Fairfax Teens Try to Dispel Rumors, Fill Classrooms

By Michael Alison Chandler
Washington Post Staff Writer
Sunday, November 18, 2007

Students from South Lakes High School have barnstormed western Fairfax County recently in an unusual marketing campaign, seeking to fill 700 empty classroom seats by reshuffling the enrollment of as many as half a dozen campuses. Their pitch at PTA meetings targets wary parents from more affluent schools.

To persuade skeptics, students say they counter rumor with fact. The Reston campus is diverse, they say, not "ghetto." Students don't flash gang signs in the hallways, and they don't have to walk through metal detectors to get to class.

"I think of this school as a family. When someone talks about South Lakes, I think, 'You can't talk about my family like that,' " senior Sierra Little said. She represented the school last week in a town hall meeting at Chantilly High packed with about 2,500 anxious residents.

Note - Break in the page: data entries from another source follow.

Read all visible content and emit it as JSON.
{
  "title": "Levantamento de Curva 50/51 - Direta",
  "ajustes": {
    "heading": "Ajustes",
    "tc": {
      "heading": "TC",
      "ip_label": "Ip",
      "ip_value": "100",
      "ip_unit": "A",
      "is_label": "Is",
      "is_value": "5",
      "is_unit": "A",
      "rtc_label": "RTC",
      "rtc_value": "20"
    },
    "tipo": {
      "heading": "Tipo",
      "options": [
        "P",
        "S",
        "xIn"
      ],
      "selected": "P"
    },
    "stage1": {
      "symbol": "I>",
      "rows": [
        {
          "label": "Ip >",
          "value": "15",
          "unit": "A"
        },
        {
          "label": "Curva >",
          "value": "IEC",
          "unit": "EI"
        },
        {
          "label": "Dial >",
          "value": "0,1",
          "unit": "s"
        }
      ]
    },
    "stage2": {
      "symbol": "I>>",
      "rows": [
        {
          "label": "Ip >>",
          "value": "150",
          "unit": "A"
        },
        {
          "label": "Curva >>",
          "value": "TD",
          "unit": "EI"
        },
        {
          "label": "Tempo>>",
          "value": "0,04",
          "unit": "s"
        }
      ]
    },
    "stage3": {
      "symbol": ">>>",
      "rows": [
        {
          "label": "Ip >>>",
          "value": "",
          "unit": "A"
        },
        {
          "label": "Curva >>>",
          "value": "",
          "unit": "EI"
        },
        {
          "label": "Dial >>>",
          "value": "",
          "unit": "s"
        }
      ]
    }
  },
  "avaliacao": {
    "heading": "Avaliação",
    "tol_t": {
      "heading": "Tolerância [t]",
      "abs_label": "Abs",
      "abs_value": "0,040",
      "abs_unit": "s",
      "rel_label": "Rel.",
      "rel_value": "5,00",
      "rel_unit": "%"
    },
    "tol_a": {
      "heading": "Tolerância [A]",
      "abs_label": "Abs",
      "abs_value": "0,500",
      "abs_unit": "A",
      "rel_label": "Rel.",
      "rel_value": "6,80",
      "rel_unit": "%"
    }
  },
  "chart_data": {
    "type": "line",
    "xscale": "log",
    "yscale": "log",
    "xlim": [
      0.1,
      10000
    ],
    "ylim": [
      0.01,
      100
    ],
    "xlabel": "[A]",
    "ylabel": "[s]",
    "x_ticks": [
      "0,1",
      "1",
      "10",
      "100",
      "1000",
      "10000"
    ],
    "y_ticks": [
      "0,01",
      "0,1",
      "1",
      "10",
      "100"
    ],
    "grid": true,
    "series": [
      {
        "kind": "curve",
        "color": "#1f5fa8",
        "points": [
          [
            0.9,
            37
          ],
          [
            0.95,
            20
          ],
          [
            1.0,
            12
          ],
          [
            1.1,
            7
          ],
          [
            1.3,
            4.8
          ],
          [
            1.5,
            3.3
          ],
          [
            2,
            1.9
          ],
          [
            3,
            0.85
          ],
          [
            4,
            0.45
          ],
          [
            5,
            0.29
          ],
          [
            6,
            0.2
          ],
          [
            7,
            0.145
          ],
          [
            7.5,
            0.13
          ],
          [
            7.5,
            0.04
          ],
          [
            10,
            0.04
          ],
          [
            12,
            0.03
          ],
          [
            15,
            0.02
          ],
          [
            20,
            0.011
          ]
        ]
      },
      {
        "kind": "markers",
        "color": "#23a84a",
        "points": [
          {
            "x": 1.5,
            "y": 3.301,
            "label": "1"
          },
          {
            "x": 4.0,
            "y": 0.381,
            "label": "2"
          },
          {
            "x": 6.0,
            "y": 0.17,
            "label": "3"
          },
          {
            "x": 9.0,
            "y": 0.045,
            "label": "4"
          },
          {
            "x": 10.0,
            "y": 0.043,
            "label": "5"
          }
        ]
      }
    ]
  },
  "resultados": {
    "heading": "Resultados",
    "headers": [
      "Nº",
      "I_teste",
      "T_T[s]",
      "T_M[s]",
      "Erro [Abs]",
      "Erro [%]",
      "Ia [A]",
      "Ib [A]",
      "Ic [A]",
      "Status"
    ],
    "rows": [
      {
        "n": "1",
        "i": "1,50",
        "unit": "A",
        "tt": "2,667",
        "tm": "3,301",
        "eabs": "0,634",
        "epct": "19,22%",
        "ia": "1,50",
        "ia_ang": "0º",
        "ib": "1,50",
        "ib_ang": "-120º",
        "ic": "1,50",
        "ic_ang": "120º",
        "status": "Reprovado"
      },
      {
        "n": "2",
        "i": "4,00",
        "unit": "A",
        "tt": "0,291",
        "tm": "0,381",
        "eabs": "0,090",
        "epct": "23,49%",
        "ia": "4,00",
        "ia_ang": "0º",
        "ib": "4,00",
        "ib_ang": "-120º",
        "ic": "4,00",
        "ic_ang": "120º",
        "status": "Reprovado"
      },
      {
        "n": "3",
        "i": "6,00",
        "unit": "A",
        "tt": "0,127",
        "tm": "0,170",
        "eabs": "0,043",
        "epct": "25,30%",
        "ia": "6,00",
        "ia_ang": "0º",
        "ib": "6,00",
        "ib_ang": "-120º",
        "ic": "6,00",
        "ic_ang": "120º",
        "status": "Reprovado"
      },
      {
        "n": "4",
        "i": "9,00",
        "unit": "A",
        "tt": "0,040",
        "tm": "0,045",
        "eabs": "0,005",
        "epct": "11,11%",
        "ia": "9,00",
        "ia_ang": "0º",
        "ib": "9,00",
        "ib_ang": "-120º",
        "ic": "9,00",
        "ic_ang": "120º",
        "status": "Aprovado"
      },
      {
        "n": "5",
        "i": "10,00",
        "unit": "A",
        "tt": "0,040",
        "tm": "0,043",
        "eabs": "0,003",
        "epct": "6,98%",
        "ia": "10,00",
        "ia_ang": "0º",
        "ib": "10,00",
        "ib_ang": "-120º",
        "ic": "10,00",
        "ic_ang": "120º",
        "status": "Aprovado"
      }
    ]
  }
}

That meeting began a contentious process that could lead the School Board to redraw attendance zones for about a quarter of the high schools in the region's largest school system. It would be the first high school boundary shift in Fairfax since the opening of South County Secondary School in 2005. New west county boundaries could go into effect as early as next fall, when South Lakes High completes a $63 million renovation. Since July, more than 2,000 people have signed an online petition seeking to halt the process.

The school system has not made public any proposal for new boundaries. More community meetings are planned for December.

But board members and school system officials say action is needed to balance what is a skewed distribution of students and academic and extracurricular opportunities. South Lakes High has 1,443 students on a campus built for 2,100. Westfield High has 3,171 students, and Chantilly High has 2,838, both exceeding their design capacities.

Nearby, Oakton High has 2,350 students and Herndon High has 2,190. In addition, Madison High, with 1,910 students, could be modestly affected. Enrollment at all three schools is closer to the school board's target size of 2,000 for high schools.

The 165,000-student school system projects enrollment at most schools in the study will decline in the next few years. To some parents, that's a signal that any campus crowding could resolve itself and that redrawing school boundaries is therefore unnecessary. Denise M. James, director of facilities planning services, acknowledged in an interview: "There is physically enough room in all these schools." However, several campuses have classrooms in trailers.

What's driving the school system toward action, James said, are differences in programs available at the various campuses. "When you stop and look at how much is being offered at larger schools, there really is a disparity," she said. South Lakes High cannot offer as many electives or advanced courses, such as comparative religion or multivariable calculus. And at schools with higher enrollment, there is more competition for limited spots in student government and on sports teams.

School Board Vice Chairman Kathy L. Smith (Sully) said that she has heard from many parents that Westfield High is too crowded. But some parents said that they are not convinced that action is needed.

Michael Saunders, a parent in the Oakton High attendance area, next to South Lakes, said he doesn't believe steeper "competition to get onto the basketball team warrants calling for the mass relocation of hundreds of kids."

Many parents are calling on the board to reexamine which schools are included in the boundary study. Some ask why nearby Langley High is omitted. That school is undergoing an expansion to handle its enrollment growth.